Hidden SSID is Not help to secure your Wi-Fi Network
When we mention SSID, we’re talking about a name to identify your network from Wi-Fi list. And What Hidden SSID trying to do is: keep your SSID from seeing in the visible Wi-Fi list. It’s not even a password. A hidden name is NO WAY to enhance your Wi-Fi security. But if you’re living in a crowded area and having trouble with too many people attempting to connect to your Wi-Fi resource, and your router has to waste part of the performance to reject these requests all the time, Hidden SSID might be ideal for you to avoid such kind of troubles.

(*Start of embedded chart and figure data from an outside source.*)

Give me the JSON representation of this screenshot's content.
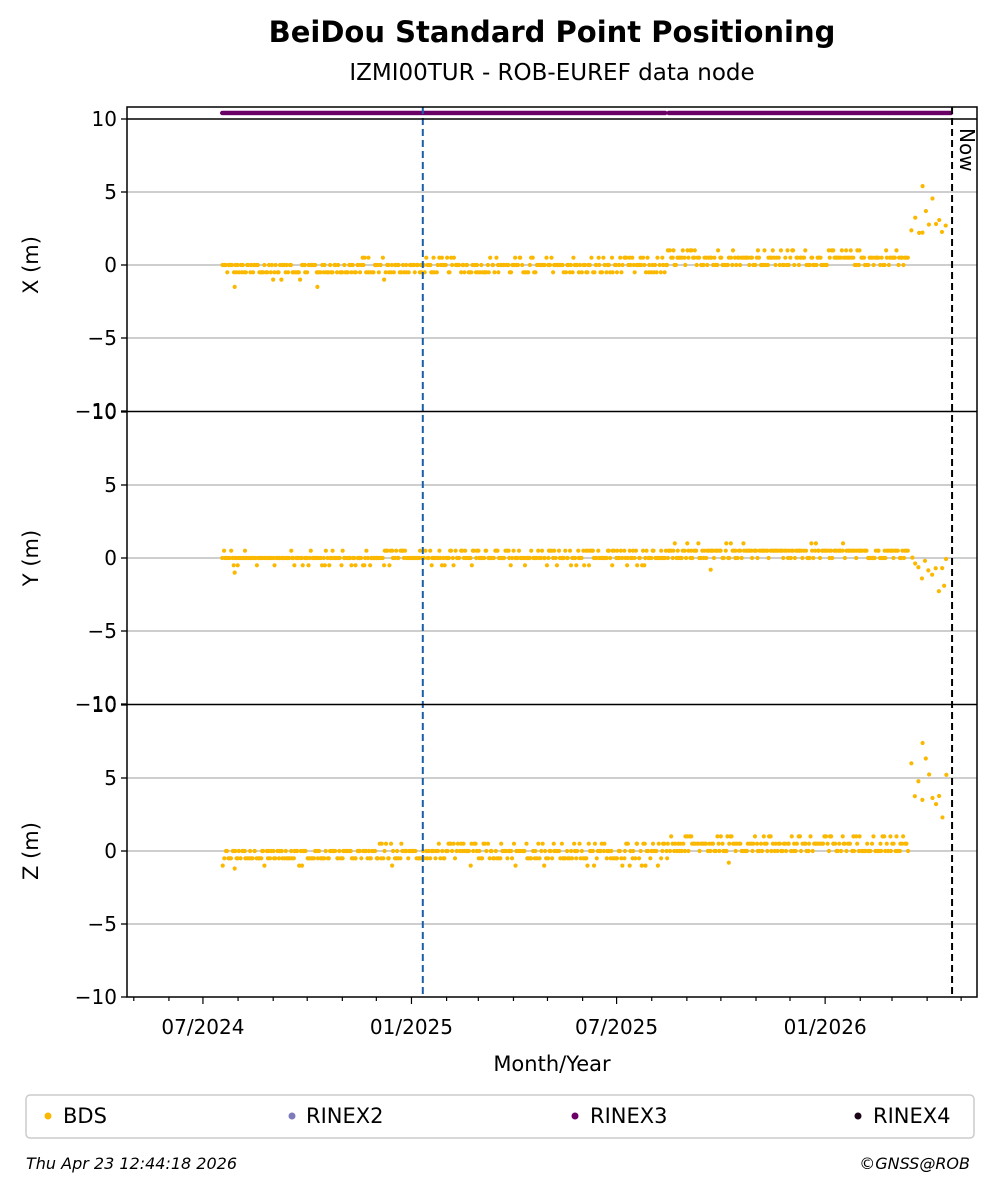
{
  "chart_data": {
    "type": "scatter",
    "title": "BeiDou Standard Point Positioning",
    "subtitle": "IZMI00TUR - ROB-EUREF data node",
    "xlabel": "Month/Year",
    "x_tick_labels": [
      "07/2024",
      "01/2025",
      "07/2025",
      "01/2026"
    ],
    "x_ticks": [
      "2024-07-01",
      "2025-01-01",
      "2025-07-01",
      "2026-01-01"
    ],
    "xlim": [
      "2024-04-25",
      "2026-05-15"
    ],
    "ylim": [
      -10,
      10
    ],
    "y_ticks": [
      -10,
      -5,
      0,
      5,
      10
    ],
    "y_tick_labels": [
      "−10",
      "−5",
      "0",
      "5",
      "10"
    ],
    "grid": "horizontal",
    "now_date": "2026-04-23",
    "now_label": "Now",
    "reference_date": "2025-01-11",
    "panels": [
      {
        "ylabel": "X (m)",
        "segments": [
          {
            "from": "2024-07-18",
            "to": "2024-11-18",
            "mean": -0.3,
            "spread": 0.5
          },
          {
            "from": "2024-11-18",
            "to": "2025-01-20",
            "mean": -0.2,
            "spread": 0.6
          },
          {
            "from": "2025-01-20",
            "to": "2025-08-15",
            "mean": -0.1,
            "spread": 0.5
          },
          {
            "from": "2025-08-15",
            "to": "2026-03-15",
            "mean": 0.4,
            "spread": 0.5
          },
          {
            "from": "2026-03-18",
            "to": "2026-04-20",
            "mean": 3.2,
            "spread": 1.6
          }
        ],
        "outliers": [
          {
            "x": "2024-07-29",
            "y": -1.5
          },
          {
            "x": "2024-10-10",
            "y": -1.5
          },
          {
            "x": "2026-03-28",
            "y": 5.4
          }
        ]
      },
      {
        "ylabel": "Y (m)",
        "segments": [
          {
            "from": "2024-07-18",
            "to": "2024-12-01",
            "mean": 0.0,
            "spread": 0.3
          },
          {
            "from": "2024-12-01",
            "to": "2025-01-20",
            "mean": 0.1,
            "spread": 0.4
          },
          {
            "from": "2025-01-20",
            "to": "2025-08-15",
            "mean": 0.1,
            "spread": 0.4
          },
          {
            "from": "2025-08-15",
            "to": "2026-03-15",
            "mean": 0.4,
            "spread": 0.4
          },
          {
            "from": "2026-03-18",
            "to": "2026-04-20",
            "mean": -0.8,
            "spread": 1.1
          }
        ],
        "outliers": [
          {
            "x": "2024-07-29",
            "y": -1.0
          },
          {
            "x": "2025-09-22",
            "y": -0.8
          },
          {
            "x": "2026-04-16",
            "y": -1.9
          }
        ]
      },
      {
        "ylabel": "Z (m)",
        "segments": [
          {
            "from": "2024-07-18",
            "to": "2024-12-01",
            "mean": -0.3,
            "spread": 0.5
          },
          {
            "from": "2024-12-01",
            "to": "2025-01-20",
            "mean": -0.2,
            "spread": 0.6
          },
          {
            "from": "2025-01-20",
            "to": "2025-08-15",
            "mean": -0.2,
            "spread": 0.6
          },
          {
            "from": "2025-08-15",
            "to": "2026-03-15",
            "mean": 0.4,
            "spread": 0.6
          },
          {
            "from": "2026-03-18",
            "to": "2026-04-20",
            "mean": 4.5,
            "spread": 2.4
          }
        ],
        "outliers": [
          {
            "x": "2024-07-29",
            "y": -1.2
          },
          {
            "x": "2025-10-08",
            "y": -0.8
          },
          {
            "x": "2026-03-28",
            "y": 7.4
          }
        ]
      }
    ],
    "series": [
      {
        "name": "BDS",
        "color": "#fbb800"
      },
      {
        "name": "RINEX2",
        "color": "#7e7abb"
      },
      {
        "name": "RINEX3",
        "color": "#6a0066"
      },
      {
        "name": "RINEX4",
        "color": "#1b0618"
      }
    ],
    "rinex3_coverage": [
      {
        "from": "2024-07-18",
        "to": "2025-01-11"
      },
      {
        "from": "2025-01-12",
        "to": "2025-08-13"
      },
      {
        "from": "2025-08-16",
        "to": "2026-04-22"
      }
    ],
    "reference_line_color": "#1a5fa8",
    "legend_position": "bottom"
  },
  "footer": {
    "timestamp": "Thu Apr 23 12:44:18 2026",
    "credit": "©GNSS@ROB"
  }
}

Hidden SSID causes potential connection problems, not stabilize it
Stable and quality connection could also be the reasons why people set up a Hidden SSID, especially when you combine it with preferred Wi-Fi. But what actually happens here is: it varies by Platform/Driver. Windows would attempt to connect to other network rather than Hidden SSID with first priority – even if you configured an auto-connect. Platforms like Android and iOS could have diverse driver to define their action. The device would waste time to disconnect and reconnect to a proper option. And if you have multiple APs in the environment, your device will still send probe requests when it’s already connected with one of AP. Hidden SSID guarantees nothing of the connectivity, but security risk.

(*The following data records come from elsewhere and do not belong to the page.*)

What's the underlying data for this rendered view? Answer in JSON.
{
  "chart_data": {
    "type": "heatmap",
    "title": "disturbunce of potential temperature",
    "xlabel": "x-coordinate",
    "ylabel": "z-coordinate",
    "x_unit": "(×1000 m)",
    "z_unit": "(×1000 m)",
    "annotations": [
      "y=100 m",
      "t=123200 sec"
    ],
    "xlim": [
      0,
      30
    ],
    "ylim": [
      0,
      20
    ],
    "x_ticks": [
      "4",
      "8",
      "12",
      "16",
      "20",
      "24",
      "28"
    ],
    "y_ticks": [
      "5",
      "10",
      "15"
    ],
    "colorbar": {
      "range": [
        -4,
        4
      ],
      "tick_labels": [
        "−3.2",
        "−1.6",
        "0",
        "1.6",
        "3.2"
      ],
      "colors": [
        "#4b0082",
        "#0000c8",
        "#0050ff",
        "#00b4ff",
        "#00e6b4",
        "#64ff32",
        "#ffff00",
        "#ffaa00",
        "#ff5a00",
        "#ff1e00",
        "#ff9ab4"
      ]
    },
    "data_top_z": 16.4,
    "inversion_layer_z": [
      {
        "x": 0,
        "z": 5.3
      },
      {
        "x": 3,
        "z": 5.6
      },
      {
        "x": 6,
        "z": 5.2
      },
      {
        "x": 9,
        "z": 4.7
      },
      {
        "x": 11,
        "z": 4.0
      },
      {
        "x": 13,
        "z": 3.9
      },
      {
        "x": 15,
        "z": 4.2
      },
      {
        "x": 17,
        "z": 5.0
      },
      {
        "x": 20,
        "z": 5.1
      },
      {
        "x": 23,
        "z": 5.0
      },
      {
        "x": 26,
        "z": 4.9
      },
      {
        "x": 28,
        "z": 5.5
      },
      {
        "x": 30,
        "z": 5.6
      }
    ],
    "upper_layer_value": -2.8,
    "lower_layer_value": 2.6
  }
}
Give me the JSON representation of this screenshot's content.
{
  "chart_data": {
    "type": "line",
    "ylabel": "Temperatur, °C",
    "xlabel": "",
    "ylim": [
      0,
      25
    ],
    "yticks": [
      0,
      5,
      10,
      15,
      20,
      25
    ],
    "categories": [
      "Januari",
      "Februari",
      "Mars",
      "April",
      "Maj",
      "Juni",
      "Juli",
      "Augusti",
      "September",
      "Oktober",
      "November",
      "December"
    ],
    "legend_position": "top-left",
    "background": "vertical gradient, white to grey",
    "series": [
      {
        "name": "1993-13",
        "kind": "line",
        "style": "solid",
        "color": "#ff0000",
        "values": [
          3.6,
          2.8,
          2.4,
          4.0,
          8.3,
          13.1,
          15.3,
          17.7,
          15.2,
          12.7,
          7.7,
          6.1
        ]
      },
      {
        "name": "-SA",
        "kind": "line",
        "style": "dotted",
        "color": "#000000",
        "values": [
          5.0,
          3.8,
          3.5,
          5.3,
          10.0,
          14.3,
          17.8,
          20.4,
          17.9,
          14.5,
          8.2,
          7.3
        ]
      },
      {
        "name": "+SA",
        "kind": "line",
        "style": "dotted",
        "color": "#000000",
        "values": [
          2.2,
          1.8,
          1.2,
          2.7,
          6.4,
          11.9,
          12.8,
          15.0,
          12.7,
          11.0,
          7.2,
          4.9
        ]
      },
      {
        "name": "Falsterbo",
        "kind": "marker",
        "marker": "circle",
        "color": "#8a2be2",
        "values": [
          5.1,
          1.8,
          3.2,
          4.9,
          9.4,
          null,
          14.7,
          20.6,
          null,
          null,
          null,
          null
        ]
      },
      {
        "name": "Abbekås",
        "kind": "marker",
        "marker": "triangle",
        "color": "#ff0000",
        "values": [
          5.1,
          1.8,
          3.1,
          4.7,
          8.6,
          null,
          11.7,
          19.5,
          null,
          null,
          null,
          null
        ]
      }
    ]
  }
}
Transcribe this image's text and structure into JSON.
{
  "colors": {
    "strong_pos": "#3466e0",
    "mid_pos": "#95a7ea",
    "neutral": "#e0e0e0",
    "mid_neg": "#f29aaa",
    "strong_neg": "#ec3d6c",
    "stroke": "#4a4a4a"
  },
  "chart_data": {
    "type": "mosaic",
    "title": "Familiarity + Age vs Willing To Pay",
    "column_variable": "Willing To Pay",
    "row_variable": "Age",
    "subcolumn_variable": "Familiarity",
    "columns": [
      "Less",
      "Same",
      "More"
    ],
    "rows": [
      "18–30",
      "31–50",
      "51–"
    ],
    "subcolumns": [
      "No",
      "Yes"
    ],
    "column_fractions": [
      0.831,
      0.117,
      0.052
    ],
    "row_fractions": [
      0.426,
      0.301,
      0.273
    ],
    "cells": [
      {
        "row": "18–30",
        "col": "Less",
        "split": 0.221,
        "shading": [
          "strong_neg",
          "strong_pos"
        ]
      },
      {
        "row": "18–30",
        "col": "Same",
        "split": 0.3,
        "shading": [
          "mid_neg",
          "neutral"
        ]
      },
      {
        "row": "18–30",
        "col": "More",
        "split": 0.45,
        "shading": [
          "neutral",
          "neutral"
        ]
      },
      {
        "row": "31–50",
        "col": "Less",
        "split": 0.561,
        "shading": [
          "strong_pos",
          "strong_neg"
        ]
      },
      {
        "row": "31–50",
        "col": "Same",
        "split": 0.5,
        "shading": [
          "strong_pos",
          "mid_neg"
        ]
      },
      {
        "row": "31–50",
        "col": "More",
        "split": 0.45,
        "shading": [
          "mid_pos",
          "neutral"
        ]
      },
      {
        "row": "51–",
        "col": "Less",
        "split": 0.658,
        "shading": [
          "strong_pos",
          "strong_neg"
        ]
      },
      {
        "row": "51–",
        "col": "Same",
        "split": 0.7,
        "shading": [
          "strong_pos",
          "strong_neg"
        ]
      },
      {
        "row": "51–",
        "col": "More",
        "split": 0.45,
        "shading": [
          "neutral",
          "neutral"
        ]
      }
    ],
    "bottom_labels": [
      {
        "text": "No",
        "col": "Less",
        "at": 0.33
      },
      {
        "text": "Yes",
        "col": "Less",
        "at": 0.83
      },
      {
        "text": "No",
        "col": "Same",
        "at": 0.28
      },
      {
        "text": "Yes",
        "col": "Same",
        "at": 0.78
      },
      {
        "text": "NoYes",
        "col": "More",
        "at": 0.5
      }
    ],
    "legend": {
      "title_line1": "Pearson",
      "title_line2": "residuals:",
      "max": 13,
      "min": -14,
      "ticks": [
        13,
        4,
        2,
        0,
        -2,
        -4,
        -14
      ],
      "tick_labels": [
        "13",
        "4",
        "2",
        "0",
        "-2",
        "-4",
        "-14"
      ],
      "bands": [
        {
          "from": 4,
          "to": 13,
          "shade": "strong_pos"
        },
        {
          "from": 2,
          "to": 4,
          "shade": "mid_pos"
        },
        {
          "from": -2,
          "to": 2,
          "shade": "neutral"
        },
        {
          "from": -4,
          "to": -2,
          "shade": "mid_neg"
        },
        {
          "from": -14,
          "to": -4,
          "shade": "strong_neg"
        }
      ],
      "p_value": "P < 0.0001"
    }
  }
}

Hidden SSID somehow makes your Wi-Fi TARGET
Hidden SSID is just not visible, but doesn’t mean it is invisible. Once the device connects to the Hidden SSID, it will keep broadcasting unsolicited Probe-Request to AP/Router around, basically leaking your SSID EVERYWHERE (until it is unable to broadcast). For potential hackers, a secret SSID might be much valuable to crack at some point, not to mention the sniffing tools on the internet can easily find your Hidden SSID.
You're wasting a 6GHz band.
To access 2.4GHz and 5GHz band, the easy way is sending probe request from your device to every channel and APs, checking probe responds to see which is qualify. In 6GHz, the probing now can only be realized on the 20MHz channels, scanning 59 channels of 20MHz is not an efficient way, let’s just say. Although mechanisms like FILS frame, unsolicited probe responses, RNR, PSC might sort of create a short cut to solve the problem, but it’s still limited by AP, region and law. Or you’re using a tri-band AP with PSC. That could be another saying. So, if you’re demanding high performance and faster data rate for 6GHz band, why bother to set up Hidden SSID and take risk to slow it up?
Hidden SSID complicated everything.
Setting up SSID itself could be very tricky.And if you’re going to join a new device, that’s another tricky part. You have to find your Hidden SSID and connect to it each by each, plus it influences your connectivity, and increases potential security risks, wastes power from both of device and AP to do an auto-probing, and reduces the efficiency.